Like I imagine many of you, I have been watching with some disgust the impact of a lack of true oversight and accountability on our state. It turns out that the Office of Regulatory Staff, the so-called utilities watchdog, has in fact been more of a lap dog.

And while it has been dozing, SCANA subsidiary SCE&G and Santee Cooper have run up a $9 billion tab that you and I are paying and will likely continue to pay for the defunct V.C. Summer nuclear power plants. Moreover, we’ll never see a single kilowatt hour of electricity for our $9 billion.

On the other side of town, Solicitor David Pascoe has been unearthing all kinds of evidence of alleged wrongdoing on the part of the inhabitants of our State House. You can smell it from Charleston. Good for him.

But these aren’t the only battles being fought for accountability on your behalf.

The Education Oversight Committee and the S.C. Public Charter School District both have the temerity to suggest that schools be held accountable for results and be required to produce a high-quality education for the children of this state.

John Buzton
John Buzton

As tasked by the Legislature, the Education Oversight Committee has been engaged in a three-year process to revise the state’s public education accountability system. All the while, schools have had a three-year hiatus from being rated. The committee’s work has not been eagerly supported by the education establishment, and understandably so. The truth is embarrassing.
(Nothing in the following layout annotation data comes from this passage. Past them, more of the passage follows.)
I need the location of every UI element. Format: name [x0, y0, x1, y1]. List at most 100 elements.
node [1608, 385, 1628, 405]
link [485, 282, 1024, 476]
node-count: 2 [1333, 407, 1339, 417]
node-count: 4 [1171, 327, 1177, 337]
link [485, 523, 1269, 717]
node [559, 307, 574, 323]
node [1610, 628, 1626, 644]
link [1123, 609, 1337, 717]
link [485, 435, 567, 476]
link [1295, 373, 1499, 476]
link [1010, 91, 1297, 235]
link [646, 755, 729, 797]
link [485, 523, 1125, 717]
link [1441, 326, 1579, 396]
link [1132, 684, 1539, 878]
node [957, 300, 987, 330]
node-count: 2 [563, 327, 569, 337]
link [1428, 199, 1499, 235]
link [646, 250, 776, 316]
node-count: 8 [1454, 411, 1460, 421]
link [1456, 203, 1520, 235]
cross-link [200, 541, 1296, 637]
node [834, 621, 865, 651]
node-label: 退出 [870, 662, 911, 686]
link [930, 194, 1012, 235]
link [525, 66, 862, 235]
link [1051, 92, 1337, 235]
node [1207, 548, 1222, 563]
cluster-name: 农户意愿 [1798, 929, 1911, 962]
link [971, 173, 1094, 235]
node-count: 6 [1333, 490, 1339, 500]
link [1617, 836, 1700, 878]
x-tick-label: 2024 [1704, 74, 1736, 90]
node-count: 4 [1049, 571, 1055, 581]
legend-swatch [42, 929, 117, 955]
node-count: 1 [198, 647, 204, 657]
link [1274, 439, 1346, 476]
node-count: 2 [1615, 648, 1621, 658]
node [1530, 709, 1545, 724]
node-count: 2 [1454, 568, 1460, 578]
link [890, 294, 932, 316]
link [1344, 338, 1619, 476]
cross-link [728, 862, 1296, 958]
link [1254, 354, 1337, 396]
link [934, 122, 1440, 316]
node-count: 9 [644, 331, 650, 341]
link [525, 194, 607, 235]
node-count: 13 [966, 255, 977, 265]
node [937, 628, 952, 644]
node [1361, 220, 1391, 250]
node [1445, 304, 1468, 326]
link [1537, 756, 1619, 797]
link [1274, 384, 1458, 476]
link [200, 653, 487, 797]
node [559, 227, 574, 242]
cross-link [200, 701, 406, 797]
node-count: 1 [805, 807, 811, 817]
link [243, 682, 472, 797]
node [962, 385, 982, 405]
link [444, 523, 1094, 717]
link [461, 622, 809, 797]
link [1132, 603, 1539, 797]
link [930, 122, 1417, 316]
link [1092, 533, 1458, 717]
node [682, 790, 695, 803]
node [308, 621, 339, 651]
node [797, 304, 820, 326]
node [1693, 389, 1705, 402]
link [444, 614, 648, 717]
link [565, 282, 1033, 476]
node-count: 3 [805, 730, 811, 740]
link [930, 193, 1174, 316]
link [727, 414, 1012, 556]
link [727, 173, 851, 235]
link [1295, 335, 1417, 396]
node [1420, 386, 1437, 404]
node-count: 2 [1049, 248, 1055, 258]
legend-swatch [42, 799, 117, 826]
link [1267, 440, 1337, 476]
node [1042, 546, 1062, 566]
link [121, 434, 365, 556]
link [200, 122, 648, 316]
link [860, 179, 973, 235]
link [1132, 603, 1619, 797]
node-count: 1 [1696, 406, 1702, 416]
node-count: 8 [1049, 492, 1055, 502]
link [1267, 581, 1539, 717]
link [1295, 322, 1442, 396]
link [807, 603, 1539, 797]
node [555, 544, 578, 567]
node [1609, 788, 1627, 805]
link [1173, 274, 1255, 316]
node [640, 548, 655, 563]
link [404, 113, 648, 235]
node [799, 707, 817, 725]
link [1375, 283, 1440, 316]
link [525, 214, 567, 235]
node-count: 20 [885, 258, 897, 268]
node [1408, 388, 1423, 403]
And now the education establishment is scrambling to make it stop.

South Carolina’s education standards rank 43rd in the nation in terms of rigor and quality. Last year fewer than half of all third- through eighth-graders — white, black, Hispanic, well to do and low income — met the standards in English/language arts (including reading) and math. These are the 3Rs, folks. We might not be able to make children proficient in calculus or physics or Latin, but we sure as shootin’ ought to be able to produce proficiency in the fundamental skills of our native language and in basic arithmetic.

You paid $9.5 billion last year alone for those results, and that doesn’t include money you paid to build new schools or for debt service. Add that $9.5 billion to the $9 billion for incompetence in building nuclear power plants, and soon you’re talking about real money. Your money.

There is a movement afoot to disestablish the EOC, the education watchdog. The hens want hens guarding the henhouse, to keep the bad news quiet. I would agree that some changes are needed at the EOC, but not this kind of changes. It needs to bark more and bark louder, and it needs some bite.

We don’t need fewer watchdogs. We need more of them, especially on behalf of our children.

Similarly, the Public Charter School District has drawn the ire of some of its schools. The district thinks its schools ought to successfully educate all of their students. Refreshing. When that hasn’t happened, the district has moved to revoke the charters of those crummy schools. Good for it.

The schools facing charter revocation are not happy. So they want to move to a new sponsor that doesn’t have an accountability process. The state district is not OK with simply allowing failed schools to move down the road and continue bad performance. It knows that children will get the short end of the stick.

Predictably, legislators have been drawn into the discussion, and there is some talk about disestablishing the charter school district as well. Do you see a pattern here? You don’t want your charter school held accountable for results. So, you cry foul and move to disestablish the overseeing body. You don’t like the special prosecutor digging into the muck and mire of the State House, so you try to remove him. The attorney general tried that. People don’t like the EOC calling a spade a spade about the failures of public education, so they try to get rid of that body. Some school districts and the Department of Education are working on that.

If the news is bad, kill the messenger. If the watchdog’s barking is embarrassing, do away with the watchdog.

Folks, we don’t need fewer watchdogs. We need more of them, especially on behalf of our children.